REPUBLIKA.CO.ID, JAKARTA -- Organisasi masyarakat sipil Muslim telah memperingatkan tentang meningkatnya gelombang Islamofobia yang disponsori negara di Eropa pada konferensi keamanan dan hak asasi manusia utama di Polandia. Prancis, Denmark, dan Austria termasuk di antara negara-negara yang menurut para juru kampanye berkontribusi terhadap penindasan sistematis masyarakat sipil Muslim di seluruh benua.

Baca Juga

Berbicara pada Konferensi Dimensi Manusia Organisasi untuk Keamanan dan Kerja Sama di Eropa (OSCE) di Warsawa pada Kamis (29/19/2022), Manajer Proyek di Pusat Hak Muslim (CEDA) di Denmark Lamies Nassri mengatakan Islamofobia menyebar ke seluruh Eropa dan meminta pemerintah untuk melindungi warga Muslim mereka.

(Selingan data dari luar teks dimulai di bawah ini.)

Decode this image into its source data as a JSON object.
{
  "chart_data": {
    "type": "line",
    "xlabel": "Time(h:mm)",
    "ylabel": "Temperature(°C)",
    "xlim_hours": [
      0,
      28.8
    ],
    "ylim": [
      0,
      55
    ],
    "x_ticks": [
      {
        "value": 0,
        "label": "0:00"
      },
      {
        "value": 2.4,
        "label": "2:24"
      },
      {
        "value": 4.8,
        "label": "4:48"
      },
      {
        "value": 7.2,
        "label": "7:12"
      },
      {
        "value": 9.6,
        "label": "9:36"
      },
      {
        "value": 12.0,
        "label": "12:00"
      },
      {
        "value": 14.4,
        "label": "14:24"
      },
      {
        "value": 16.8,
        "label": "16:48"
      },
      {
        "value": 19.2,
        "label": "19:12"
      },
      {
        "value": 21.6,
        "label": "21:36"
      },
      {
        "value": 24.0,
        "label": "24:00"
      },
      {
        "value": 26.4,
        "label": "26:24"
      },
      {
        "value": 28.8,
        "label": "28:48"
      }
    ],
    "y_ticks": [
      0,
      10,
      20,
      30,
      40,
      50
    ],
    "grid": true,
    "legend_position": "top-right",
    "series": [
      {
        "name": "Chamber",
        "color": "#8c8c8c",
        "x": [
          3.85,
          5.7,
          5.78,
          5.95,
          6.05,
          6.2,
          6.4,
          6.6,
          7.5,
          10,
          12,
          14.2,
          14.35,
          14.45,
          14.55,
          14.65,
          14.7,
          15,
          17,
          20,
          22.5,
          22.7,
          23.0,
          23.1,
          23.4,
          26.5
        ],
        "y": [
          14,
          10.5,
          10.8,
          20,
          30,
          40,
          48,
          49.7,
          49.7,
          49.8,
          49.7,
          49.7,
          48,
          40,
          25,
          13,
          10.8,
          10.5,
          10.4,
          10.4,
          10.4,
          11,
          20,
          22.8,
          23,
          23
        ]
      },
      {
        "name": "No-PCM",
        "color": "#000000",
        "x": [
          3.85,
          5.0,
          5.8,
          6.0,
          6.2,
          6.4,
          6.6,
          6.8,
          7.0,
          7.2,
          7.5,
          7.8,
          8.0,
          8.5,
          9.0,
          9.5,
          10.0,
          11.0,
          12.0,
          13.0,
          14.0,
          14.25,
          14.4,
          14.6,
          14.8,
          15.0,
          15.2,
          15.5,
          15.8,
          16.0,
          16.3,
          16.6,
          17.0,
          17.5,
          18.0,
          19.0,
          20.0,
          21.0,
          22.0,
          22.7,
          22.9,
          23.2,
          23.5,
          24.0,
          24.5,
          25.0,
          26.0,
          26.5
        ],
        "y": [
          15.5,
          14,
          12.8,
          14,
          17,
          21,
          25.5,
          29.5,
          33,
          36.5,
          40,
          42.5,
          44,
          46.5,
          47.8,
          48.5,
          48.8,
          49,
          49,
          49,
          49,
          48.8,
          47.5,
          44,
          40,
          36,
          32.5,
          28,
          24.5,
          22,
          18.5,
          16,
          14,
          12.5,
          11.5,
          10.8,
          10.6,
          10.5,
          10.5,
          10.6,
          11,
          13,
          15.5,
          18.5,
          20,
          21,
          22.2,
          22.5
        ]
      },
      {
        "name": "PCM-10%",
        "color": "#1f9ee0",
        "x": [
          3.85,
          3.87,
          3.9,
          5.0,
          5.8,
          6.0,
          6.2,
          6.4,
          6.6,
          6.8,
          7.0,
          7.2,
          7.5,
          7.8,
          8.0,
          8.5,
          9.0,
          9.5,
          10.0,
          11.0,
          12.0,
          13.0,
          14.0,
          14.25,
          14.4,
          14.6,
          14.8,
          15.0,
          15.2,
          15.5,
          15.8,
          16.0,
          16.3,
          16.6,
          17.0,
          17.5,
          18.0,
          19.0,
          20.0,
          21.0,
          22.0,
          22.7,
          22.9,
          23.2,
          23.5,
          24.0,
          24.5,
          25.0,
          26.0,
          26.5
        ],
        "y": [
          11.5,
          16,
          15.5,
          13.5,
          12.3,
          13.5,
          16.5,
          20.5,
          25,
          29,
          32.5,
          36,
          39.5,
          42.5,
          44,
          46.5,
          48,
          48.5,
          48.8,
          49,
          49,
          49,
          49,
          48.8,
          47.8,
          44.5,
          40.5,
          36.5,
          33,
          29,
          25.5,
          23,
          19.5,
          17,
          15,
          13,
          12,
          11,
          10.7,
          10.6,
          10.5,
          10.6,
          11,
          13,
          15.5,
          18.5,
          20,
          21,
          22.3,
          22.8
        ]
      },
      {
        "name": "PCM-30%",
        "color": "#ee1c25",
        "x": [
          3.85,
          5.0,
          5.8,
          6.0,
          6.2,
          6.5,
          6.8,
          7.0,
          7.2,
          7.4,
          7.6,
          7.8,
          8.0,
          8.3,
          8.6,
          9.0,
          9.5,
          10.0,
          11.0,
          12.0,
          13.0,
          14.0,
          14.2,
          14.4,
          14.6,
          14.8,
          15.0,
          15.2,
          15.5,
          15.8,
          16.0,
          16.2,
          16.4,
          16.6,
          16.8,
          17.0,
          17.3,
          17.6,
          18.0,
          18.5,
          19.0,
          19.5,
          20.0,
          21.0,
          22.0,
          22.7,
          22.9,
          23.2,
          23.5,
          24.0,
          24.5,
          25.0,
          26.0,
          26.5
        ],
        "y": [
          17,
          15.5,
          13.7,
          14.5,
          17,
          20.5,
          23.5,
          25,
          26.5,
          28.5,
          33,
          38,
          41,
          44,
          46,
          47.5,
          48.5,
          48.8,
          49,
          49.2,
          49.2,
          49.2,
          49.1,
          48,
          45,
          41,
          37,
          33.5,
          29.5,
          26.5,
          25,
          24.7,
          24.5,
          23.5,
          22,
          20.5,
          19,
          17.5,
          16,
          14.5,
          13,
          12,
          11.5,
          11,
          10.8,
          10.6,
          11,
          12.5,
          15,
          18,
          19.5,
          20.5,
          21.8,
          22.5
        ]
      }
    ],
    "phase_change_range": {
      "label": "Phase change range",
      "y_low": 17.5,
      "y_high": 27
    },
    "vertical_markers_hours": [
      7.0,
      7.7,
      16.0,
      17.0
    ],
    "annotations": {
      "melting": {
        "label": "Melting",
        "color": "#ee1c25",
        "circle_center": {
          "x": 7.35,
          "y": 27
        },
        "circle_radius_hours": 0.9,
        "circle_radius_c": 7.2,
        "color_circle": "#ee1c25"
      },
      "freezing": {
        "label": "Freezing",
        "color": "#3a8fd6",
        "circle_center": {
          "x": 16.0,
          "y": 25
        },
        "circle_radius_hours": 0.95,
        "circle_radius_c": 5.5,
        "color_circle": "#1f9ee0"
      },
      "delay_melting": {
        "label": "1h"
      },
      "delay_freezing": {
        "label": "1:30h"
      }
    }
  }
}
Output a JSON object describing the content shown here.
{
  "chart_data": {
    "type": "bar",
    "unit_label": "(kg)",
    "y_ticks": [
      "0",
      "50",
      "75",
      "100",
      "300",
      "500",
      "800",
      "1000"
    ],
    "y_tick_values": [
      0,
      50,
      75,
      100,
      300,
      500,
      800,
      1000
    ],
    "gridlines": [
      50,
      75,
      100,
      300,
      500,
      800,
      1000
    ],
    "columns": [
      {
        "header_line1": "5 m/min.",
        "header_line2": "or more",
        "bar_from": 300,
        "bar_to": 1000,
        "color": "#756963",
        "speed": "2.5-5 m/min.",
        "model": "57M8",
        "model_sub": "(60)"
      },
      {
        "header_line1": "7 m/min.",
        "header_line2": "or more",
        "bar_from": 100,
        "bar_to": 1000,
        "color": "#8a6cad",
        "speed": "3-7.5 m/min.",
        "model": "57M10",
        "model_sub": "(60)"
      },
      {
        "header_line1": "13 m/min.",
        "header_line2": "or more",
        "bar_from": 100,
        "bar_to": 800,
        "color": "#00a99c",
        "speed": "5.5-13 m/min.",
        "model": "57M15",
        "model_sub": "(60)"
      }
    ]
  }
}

“Adalah tanggung jawab Anda sebagai negara-negara anggota untuk memastikan warga negara ini dilindungi dari rasisme negara, pengawasan, stigmatisasi, dan kekerasan baik secara simbolis maupun fisik,” kata Nassri mengatakan kepada para delegasi, dilansir di Middle East Eye, Jumat (30/9/2022).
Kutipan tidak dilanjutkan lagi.